KedaiPena.Com – Beragam cara sudah dilakukan Menteri Keuangan Sri Mulyani untuk meminimalisir penambahan utang negara yang sudah menggunung. Namun beberapa kebijakan yang dikeluarkan justru lebih banyak memberatkan rakyat.
Sala satu di antaranya adalah rencana kenaikan tarif pajak pertambahan nilai (PPN) yang akan dilakukan pada tahun 2021 mendatang. Hal ini merupakan bentuk kepanikan Sri Mulyani.
“Indikasi bahwa SMI sudah panik karena pemerintah mengalami kesulitan likuiditas,” kata ekonom senior Rizal Ramli kepada redaksi, Senin (17/5/2021).
“Bayar THR saja dipotong, uang haji dan wakaf diembat untuk infrastruktur, sudah paksa BI untuk cetak uang Rp 1.000 triliun dengan wajibkan BI beli surat utang di pasar primer, hingga usul naikkan pajak PPN jadi 15%,” kritiknya.
“Cara-cara panik dan tidak kreatif untuk genjot penerimaan sekadar untuk bisa bayar bunga utang sebesar Rp 345 triliun,” tandas Rizal Ramli.

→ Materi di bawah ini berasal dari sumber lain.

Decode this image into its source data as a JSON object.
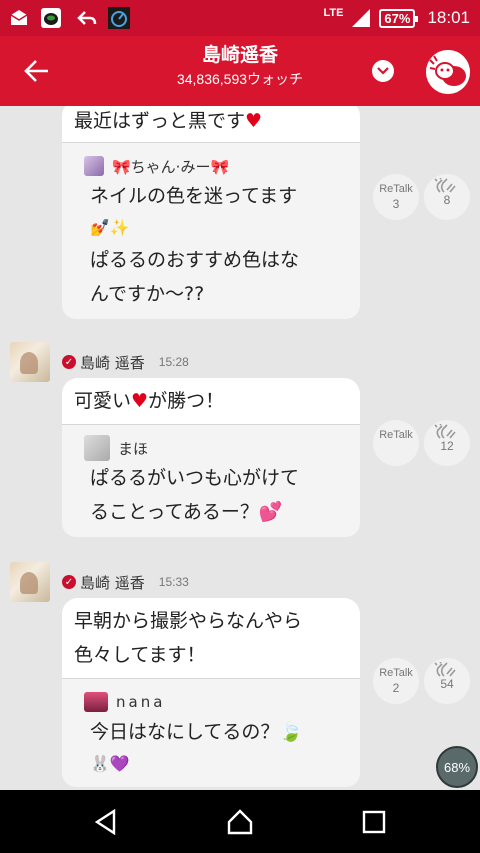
{
  "status_bar": {
    "network": "LTE",
    "battery": "67%",
    "time": "18:01",
    "icons": [
      "mail-icon",
      "shield-app-icon",
      "reply-arrow-icon",
      "speed-gauge-icon",
      "signal-icon"
    ]
  },
  "header": {
    "title": "島崎遥香",
    "subtitle": "34,836,593ウォッチ",
    "back_icon": "back-arrow-icon",
    "dropdown_icon": "chevron-down-icon"
  },
  "messages": [
    {
      "text_lines": [
        "最近はずっと黒です"
      ],
      "quote": {
        "user": "🎀ちゃん·みー🎀",
        "lines": [
          "ネイルの色を迷ってます",
          "💅✨",
          "ぱるるのおすすめ色はな",
          "んですか〜??"
        ]
      },
      "retalk": {
        "label": "ReTalk",
        "count": "3"
      },
      "clap_count": "8"
    },
    {
      "user": "島崎 遥香",
      "time": "15:28",
      "text_lines": [
        "可愛い",
        "が勝つ！"
      ],
      "quote": {
        "user": "まほ",
        "lines": [
          "ぱるるがいつも心がけて",
          "ることってあるー？💕"
        ]
      },
      "retalk": {
        "label": "ReTalk",
        "count": ""
      },
      "clap_count": "12"
    },
    {
      "user": "島崎 遥香",
      "time": "15:33",
      "text_lines": [
        "早朝から撮影やらなんやら",
        "色々してます！"
      ],
      "quote": {
        "user": "nana",
        "lines": [
          "今日はなにしてるの？🍃",
          "🐰💜"
        ]
      },
      "retalk": {
        "label": "ReTalk",
        "count": "2"
      },
      "clap_count": "54"
    }
  ],
  "badge": {
    "percent": "68%"
  },
  "nav": {
    "back": "nav-back-icon",
    "home": "nav-home-icon",
    "recents": "nav-recents-icon"
  }
}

Sementara, anggota Komisi XI DPR RI, Hendrawan Supratikno, dalam situasi sulit saat ini pemerintah seharusnya berpikir jernih dan rasional dalam mengeluarkan kebijakan.
“Di saat situasi berat seperti sekarang, segenap pihak khususnya pengambil kebijakan harus tetap berpikir jernih, dan rasional, tidak boleh panik atau membabi buta,” ucap Hendrawan kepada wartawan, Rabu (12/5).

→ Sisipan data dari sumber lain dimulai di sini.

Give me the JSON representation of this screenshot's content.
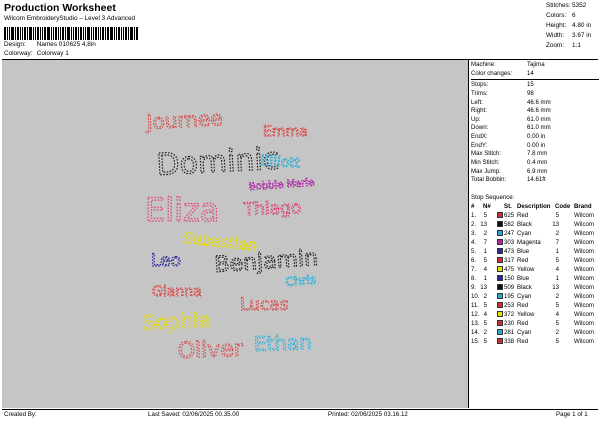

Menurut legislator dari Fraksi PDI Perjuangan ini, daya beli masyarakat akan menurun jika pemerintah menaikkan tarif PPN.
“Kenaikkan PPN akan memukul daya beli masyarakat,” imbuhnya.
Ditegaskan Hendrawan, pemerintah harusnya membangkitkan sektor konsumsi dalam kondisi resesi seperti saat ini, bukan malah menaikkan PPN.
“Ini justru direm lajunya (daya beli masyarakat). Karena PPN merupakan kategori pajak tidak langsung, maka beban masyarakat bawah akan sama besar dengan masyarakat berpendapatan tinggi,” tandasnya.